Cable telephony is the application of technology allowing media service providers to provide telephone services across coaxial cable wires, the traditional infrastructure for delivering Cable TV to homes and businesses.  The technology, hybrid fiber-coaxial (HFC) networks, is a technology in which fiber-optic cable and coaxial cable are used in different portions of a network to carry broadband content such as video, data and voice traffic.  A local Cable TV company might use fiber-optic cable from the distribution center to serving nodes located close to business and residential users and then use coaxial cable to deliver the signal "the last mile" to the end-user.  Thus, a single coaxial cable into the home could potentially be split into several different phone numbers, Cable TV service, and an open internet portal many times faster than the current 56K dial-up connection. 

Because of the removal of the traditional regulatory barriers separating local and long-distance telephony, cable TV operation, and internet service delivery, traditional telephony service is converging with Cable TV service and data transmission for the internet.  This convergence of technologies provides service providers and consumers with the new ability to combine multiple services along a single facilty on one bill.  The capabilities of this newly converged bundle of services even surpasses the quality of each individual service when used stand-alone.

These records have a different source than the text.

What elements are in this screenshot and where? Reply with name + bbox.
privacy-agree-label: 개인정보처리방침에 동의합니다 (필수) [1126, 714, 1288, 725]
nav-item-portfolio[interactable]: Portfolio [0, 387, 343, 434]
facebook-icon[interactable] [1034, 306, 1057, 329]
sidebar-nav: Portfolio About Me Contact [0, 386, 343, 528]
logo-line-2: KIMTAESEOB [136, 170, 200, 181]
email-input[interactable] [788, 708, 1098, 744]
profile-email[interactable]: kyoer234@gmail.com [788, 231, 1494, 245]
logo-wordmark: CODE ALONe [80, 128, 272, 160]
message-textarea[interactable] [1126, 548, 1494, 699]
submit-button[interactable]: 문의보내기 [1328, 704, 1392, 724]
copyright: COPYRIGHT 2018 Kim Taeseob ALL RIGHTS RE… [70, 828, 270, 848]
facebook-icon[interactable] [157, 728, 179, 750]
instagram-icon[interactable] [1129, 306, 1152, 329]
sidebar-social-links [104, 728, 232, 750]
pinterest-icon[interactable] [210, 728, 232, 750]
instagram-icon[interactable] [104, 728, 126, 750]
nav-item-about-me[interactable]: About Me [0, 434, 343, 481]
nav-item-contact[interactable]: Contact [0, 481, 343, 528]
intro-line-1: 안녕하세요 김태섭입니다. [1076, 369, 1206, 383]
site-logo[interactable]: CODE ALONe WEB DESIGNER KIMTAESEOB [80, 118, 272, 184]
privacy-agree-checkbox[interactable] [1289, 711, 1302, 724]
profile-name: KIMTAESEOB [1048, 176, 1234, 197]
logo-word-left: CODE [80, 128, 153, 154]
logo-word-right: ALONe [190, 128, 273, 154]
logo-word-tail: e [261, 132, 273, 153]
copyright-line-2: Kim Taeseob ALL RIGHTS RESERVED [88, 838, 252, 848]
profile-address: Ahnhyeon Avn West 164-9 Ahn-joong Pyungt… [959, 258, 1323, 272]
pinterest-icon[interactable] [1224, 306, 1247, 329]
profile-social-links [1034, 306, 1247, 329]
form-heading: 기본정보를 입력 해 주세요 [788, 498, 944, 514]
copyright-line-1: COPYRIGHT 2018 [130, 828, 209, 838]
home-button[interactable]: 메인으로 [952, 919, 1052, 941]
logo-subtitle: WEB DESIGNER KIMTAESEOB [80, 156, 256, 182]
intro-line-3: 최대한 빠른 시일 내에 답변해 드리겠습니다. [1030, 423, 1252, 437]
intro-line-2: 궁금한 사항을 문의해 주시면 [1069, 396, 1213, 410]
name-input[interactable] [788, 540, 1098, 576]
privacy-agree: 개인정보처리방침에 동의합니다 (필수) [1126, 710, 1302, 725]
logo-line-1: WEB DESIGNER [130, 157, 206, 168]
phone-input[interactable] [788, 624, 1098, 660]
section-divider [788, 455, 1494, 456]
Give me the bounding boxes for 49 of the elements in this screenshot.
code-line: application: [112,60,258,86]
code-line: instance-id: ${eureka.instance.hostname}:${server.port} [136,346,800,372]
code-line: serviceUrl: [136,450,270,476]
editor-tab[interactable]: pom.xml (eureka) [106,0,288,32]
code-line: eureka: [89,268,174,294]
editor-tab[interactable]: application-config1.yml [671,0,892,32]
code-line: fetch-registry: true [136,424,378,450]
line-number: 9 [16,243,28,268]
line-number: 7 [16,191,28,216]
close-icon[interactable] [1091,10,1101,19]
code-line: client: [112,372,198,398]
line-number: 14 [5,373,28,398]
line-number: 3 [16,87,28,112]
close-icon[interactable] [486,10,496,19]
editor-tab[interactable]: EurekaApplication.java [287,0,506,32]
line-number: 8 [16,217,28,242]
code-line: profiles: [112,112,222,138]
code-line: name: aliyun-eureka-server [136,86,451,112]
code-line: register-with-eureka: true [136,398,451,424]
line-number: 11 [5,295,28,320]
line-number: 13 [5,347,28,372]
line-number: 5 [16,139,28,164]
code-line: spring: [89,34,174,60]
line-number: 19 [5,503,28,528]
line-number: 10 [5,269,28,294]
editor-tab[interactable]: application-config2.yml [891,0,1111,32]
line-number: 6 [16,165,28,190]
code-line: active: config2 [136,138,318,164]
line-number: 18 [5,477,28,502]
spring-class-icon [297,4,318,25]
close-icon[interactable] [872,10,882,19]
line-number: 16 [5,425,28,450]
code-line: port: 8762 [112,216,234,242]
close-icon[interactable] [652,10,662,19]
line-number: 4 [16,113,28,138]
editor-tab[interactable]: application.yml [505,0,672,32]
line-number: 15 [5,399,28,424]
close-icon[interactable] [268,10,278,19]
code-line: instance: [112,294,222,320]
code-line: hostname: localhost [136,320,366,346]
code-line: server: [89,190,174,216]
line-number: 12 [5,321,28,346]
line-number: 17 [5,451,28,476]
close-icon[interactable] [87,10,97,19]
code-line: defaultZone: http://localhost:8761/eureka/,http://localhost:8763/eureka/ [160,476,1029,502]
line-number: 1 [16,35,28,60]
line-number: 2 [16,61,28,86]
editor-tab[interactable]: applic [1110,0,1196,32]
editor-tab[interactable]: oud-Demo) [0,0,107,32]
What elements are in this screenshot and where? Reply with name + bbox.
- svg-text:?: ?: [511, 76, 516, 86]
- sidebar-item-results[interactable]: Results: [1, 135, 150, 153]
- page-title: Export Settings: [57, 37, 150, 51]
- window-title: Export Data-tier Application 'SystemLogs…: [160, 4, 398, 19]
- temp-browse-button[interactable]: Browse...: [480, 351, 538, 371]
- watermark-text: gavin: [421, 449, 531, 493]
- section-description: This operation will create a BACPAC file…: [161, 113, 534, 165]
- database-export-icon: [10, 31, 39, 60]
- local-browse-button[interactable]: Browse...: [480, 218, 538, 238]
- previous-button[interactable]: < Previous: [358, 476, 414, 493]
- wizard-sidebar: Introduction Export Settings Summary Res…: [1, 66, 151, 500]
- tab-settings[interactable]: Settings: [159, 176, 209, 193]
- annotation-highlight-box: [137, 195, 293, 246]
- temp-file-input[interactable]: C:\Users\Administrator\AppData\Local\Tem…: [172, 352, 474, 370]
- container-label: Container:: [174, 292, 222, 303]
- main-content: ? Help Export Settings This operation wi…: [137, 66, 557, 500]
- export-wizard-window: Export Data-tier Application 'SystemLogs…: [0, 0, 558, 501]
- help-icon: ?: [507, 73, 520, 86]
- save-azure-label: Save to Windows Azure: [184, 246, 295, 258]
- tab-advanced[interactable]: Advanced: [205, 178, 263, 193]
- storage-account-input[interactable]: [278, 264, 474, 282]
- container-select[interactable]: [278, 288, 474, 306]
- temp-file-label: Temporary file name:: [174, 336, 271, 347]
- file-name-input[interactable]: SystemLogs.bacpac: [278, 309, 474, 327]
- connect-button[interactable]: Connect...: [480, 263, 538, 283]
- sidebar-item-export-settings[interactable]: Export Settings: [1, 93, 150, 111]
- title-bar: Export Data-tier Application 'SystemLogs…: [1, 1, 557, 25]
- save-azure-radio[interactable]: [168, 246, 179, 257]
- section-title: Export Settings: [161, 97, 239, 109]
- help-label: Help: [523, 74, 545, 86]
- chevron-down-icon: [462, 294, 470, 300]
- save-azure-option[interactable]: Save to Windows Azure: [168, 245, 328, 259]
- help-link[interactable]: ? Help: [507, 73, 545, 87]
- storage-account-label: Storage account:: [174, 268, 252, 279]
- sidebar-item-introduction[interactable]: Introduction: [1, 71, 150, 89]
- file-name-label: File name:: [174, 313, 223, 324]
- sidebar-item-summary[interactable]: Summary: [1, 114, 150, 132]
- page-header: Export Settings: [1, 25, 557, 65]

A leading competing technology with HFC is voice delivery over the internet using H.323, the leading internet protocol for handling voice traffic.  Delivery of voice traffic over the internet has not yet been perfected as traffic over the internet is handled in packets.  Should a voice transmission packet be delivered without its closely following packet, the result in voice communication could be choppy or unintelligible.  Once voice IP traffic is fully perfected, cable operators will begin to offer IP telephony service (as opposed to circuit-switched telephony service that AT&T is trialing in California).